Before you get in a tizzy about the fact that I’m critiquing one of the world’s most renowned writers, please note that I am in no way disparaging Rowling’s talent as a writer. I think she’s brilliant, and I love her series. But I think she got afraid of where it was going and took control near the end instead of letting the story and characters take their natural course.

I would have loved to see her kill off Harry. Of course I love Harry, but that’s exactly why I was hoping he would die. My outpouring of emotion over the death of one of my favorite literary characters of all time would have been intense, and it would have been warranted and well earned. Now, I know that Rowling is no stranger to tragedy in her fiction. I know she kills off a lot of people, especially in her last two books, and I did cry over most of them. But what courage it would have taken for her to kill Harry, and what skill it would have required!

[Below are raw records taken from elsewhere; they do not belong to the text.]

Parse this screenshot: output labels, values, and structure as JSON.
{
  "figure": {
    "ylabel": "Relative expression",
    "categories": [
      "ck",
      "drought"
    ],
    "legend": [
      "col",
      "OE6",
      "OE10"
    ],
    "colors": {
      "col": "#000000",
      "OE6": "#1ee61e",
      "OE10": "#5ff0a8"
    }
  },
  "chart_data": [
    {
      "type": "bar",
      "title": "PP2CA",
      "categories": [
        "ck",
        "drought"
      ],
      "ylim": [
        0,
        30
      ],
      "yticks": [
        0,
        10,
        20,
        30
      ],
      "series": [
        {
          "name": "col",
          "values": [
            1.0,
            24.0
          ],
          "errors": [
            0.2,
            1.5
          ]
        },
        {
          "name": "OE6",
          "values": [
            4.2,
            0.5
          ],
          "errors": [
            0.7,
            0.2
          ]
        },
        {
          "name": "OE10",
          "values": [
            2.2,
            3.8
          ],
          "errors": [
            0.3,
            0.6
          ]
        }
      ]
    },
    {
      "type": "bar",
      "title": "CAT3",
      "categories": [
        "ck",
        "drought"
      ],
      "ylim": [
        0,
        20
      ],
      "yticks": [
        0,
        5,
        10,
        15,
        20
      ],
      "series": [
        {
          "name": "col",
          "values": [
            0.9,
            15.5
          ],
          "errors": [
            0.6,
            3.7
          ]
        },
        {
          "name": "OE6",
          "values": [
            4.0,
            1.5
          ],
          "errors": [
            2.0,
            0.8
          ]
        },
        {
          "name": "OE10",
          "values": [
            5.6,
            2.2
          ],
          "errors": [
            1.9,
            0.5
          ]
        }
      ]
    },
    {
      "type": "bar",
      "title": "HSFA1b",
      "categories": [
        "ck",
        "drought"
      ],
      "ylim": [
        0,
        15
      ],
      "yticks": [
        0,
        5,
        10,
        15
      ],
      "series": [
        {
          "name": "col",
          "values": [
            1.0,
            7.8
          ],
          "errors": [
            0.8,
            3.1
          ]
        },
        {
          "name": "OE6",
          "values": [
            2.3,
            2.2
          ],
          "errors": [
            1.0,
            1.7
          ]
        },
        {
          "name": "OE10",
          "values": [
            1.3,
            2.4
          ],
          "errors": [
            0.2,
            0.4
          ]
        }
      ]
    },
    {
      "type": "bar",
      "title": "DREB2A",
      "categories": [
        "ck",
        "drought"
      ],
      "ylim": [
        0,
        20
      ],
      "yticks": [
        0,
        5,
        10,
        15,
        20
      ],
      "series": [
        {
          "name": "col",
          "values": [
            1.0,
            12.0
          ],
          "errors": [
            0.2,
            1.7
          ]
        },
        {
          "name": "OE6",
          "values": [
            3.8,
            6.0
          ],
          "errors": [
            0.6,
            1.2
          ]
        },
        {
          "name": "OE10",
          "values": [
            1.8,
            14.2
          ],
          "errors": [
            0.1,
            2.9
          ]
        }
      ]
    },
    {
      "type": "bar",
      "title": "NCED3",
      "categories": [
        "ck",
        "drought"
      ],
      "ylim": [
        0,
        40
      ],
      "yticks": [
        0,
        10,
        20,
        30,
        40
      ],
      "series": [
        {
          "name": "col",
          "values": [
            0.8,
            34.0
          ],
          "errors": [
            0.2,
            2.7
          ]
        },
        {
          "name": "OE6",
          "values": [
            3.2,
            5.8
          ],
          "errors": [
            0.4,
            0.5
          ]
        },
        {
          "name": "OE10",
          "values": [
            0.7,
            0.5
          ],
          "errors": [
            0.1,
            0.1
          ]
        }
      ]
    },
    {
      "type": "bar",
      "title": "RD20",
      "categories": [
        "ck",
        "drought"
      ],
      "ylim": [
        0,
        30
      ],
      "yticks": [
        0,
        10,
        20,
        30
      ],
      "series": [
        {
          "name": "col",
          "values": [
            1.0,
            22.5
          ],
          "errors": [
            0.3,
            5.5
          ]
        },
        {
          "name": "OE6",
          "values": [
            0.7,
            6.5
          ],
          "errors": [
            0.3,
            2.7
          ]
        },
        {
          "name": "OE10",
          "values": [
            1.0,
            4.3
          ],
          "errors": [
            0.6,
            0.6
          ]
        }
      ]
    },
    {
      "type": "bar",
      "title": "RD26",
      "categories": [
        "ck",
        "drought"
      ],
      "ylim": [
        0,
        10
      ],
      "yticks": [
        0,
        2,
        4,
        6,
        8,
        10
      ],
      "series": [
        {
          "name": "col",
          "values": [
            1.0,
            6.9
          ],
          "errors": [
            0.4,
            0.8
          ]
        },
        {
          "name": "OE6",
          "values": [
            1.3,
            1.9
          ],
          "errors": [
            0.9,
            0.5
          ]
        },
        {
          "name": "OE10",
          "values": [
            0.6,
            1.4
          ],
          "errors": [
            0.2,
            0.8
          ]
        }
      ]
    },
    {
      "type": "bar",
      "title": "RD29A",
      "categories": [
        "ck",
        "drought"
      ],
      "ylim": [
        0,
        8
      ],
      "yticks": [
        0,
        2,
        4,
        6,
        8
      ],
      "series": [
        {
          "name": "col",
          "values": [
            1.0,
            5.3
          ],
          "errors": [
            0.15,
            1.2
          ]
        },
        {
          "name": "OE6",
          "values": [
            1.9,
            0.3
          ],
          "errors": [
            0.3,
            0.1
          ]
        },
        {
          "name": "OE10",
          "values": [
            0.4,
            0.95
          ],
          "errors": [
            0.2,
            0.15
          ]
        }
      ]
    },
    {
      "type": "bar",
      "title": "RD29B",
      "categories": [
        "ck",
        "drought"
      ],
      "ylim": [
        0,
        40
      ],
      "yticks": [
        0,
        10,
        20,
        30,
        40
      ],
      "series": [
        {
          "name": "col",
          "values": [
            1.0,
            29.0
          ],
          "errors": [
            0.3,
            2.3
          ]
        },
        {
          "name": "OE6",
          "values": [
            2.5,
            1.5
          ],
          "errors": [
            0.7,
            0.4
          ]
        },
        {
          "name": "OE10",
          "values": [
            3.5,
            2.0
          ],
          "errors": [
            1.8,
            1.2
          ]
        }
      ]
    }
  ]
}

Writers who risk everything by being bold and daring enough to be willing to upset readers are met with a challenge that forces skill, determination, and supreme effort. And the ones who succeed are to be commended rather than decried. I still love Rowling, and I know my opinion in the literary world is worth nothing (but then, that’s why I blog about it instead), but I’d have really respected her a whole lot more if she’d been courageous enough to kill him. And I was superbly disappointed by her attempt at closure in her happily-ever-after epilogue. To me, that felt like a coward trying to hide his shame.

I don’t respect readers who say they don’t like sad endings. If that is really true, then they aren’t realizing their full potential as readers. To me, this is like the person who says he avoids dating or relationships because he’s afraid of getting hurt. This person isn’t doing himself any favors. Instead, by closing himself off from love or the possibility of it, he’s missing out on a lot of fantastic emotions and feelings and experiences.

I can neither respect nor relate to people like this. I don’t care if I end up hurt. Wounds heal, and a broken heart isn’t going to kill me. I’d rather have the laughter, the physical touch, the intensity of shared emotion, and the chemistry and spark that come from human connection. Tears always dry eventually.

So for the sake of their readers’ emotional education, writers have to be willing to break hearts. It doesn’t mean that everything they write has to be sad. But all writers should be more open to the idea of hurting their readers, and all readers should be more open to the idea of getting hurt.